O relatório anual do CICV sobre a situação humanitária na Colômbia contém cifras alarmantes: em 2025, foram documentadas 965 pessoas mortas ou feridas por artefatos explosivos – a maioria civis –, um aumento de um terço em relação ao ano anterior. O número de desaparecimentos individuais dobrou, chegando a 308 em 2025, enquanto supostas violações do DIH documentadas pelo CICV atingiram 845 casos.

"A situação humanitária em 2025 é resultado de uma deterioração progressiva sobre a qual o CICV vem alertando desde 2018", afirmou o chefe da Delegação Regional do CICV em Bogotá, Olivier Dubois. “Como resultado, as pessoas civis estão sofrendo consequências cada vez mais graves.”

Em diversas áreas, os confrontos ocorreram repetidamente em zonas povoadas, colocando as comunidades diretamente na linha de fogo. Isso causou mortes, ferimentos, deslocamentos e falta de acesso a serviços essenciais. Houve um aumento no uso de artefatos explosivos e drones, gerando medo entre as comunidades rurais e urbanas.

Civis também enfrentaram assassinatos, desaparecimentos, ameaças e violência sexual, Crianças e adolescentes foram recrutados e usados ​​nos conflitos armados.

A crise se concentrou em regiões específicas. Quase metade (46%) das pessoas mortas ou feridas por explosivos foram registradas em Cauca, enquanto dois terços dos casos de deslocamento em massa ocorreram em Norte de Santander.

Os 845 casos de supostas violações do DIH registrados em 2025 são apenas aqueles que o CICV documentou diretamente.

A maioria das violações ocorreu fora da condução das hostilidades e afetou civis ou pessoas privadas de liberdade. Outros casos ocorreram durante as hostilidades, quando as partes não tomaram as precauções necessárias para proteger civis.

"Em conflitos armados, o impacto sobre a população civil depende em grande parte das decisões tomadas pelas partes em conflito. Quando o direito humanitário não é respeitado, essas decisões causam danos diretos à vida e à dignidade das pessoas", disse Dubois.

O CICV enfatiza que o respeito ao DIH não é opcional. Na medida do possível, as partes em conflito devem evitar combates em áreas povoadas, tomar todas as precauções viáveis ​​para proteger civis e se abster de usar meios e métodos de guerra com efeitos indiscriminados ou que causem danos excessivos ou sofrimento desnecessário.

As partes em conflito devem também respeitar e proteger as pessoas que não participam ou que deixaram de participar das hostilidades, além de evitar qualquer forma de violência contra elas.

O relatório está disponível para download aqui.

Sobre o CICV

Desde 1863, o Comitê Internacional da Cruz Vermelha (CICV) trabalha para aliviar o sofrimento e preservar a dignidade humana durante guerras e violência armada.

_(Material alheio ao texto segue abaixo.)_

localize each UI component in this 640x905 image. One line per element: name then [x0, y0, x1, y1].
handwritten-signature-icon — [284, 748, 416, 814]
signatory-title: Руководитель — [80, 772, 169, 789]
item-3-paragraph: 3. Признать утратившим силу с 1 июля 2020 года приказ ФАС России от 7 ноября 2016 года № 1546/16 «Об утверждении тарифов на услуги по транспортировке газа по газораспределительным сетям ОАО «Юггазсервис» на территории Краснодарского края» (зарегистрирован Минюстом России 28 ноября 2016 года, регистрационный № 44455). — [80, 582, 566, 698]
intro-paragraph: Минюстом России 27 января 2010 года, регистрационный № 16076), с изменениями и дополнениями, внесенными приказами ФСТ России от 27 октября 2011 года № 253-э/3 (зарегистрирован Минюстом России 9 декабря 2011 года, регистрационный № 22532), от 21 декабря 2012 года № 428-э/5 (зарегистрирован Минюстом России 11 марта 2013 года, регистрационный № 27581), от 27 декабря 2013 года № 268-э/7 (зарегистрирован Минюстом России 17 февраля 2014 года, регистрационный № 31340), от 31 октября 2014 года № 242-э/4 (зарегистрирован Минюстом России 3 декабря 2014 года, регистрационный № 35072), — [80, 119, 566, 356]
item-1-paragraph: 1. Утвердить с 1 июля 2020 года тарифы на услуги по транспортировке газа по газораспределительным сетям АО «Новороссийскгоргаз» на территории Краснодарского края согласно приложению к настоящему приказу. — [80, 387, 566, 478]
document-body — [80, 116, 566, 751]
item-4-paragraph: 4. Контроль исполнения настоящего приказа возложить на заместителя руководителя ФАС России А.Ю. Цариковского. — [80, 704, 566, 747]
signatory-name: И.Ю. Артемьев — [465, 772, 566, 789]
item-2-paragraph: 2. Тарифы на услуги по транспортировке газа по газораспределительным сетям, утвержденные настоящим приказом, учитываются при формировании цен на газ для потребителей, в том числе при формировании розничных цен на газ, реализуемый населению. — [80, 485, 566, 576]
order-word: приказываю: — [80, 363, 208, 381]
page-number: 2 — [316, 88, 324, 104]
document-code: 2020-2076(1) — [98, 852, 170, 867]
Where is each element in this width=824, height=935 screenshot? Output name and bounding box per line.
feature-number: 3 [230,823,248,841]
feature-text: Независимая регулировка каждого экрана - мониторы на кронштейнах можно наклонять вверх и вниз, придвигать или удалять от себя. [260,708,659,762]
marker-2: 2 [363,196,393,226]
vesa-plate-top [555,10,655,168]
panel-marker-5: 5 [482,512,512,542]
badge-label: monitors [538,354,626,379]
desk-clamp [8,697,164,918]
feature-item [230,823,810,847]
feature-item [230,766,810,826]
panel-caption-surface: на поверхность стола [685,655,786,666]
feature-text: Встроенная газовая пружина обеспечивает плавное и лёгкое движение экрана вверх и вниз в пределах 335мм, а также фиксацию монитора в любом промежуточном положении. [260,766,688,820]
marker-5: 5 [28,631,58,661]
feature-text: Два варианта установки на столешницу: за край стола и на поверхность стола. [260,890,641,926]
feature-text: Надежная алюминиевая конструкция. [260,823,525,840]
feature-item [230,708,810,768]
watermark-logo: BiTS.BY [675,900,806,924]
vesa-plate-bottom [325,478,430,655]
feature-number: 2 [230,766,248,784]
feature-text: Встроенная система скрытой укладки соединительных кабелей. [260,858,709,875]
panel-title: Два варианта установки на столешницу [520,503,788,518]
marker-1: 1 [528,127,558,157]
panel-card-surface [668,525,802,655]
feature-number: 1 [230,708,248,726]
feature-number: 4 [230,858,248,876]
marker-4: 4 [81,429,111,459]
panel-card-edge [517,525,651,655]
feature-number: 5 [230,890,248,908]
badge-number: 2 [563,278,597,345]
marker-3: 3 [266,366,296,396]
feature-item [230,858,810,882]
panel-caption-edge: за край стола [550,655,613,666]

Com nossos parceiros da Cruz Vermelha e do Crescente Vermelho, entregamos ajuda humanitária que salva vidas nas linhas de frente e nos esforçamos para reunir famílias e localizar pessoas desaparecidas.

Ao dialogar com autoridades e forças armadas de todos os lados, muitas vezes de forma confidencial, defendemos o tratamento humano das pessoas detidas e instamos ao cumprimento do Direito Internacional Humanitário (DIH) para proteger populações civis contra danos, inclusive on-line.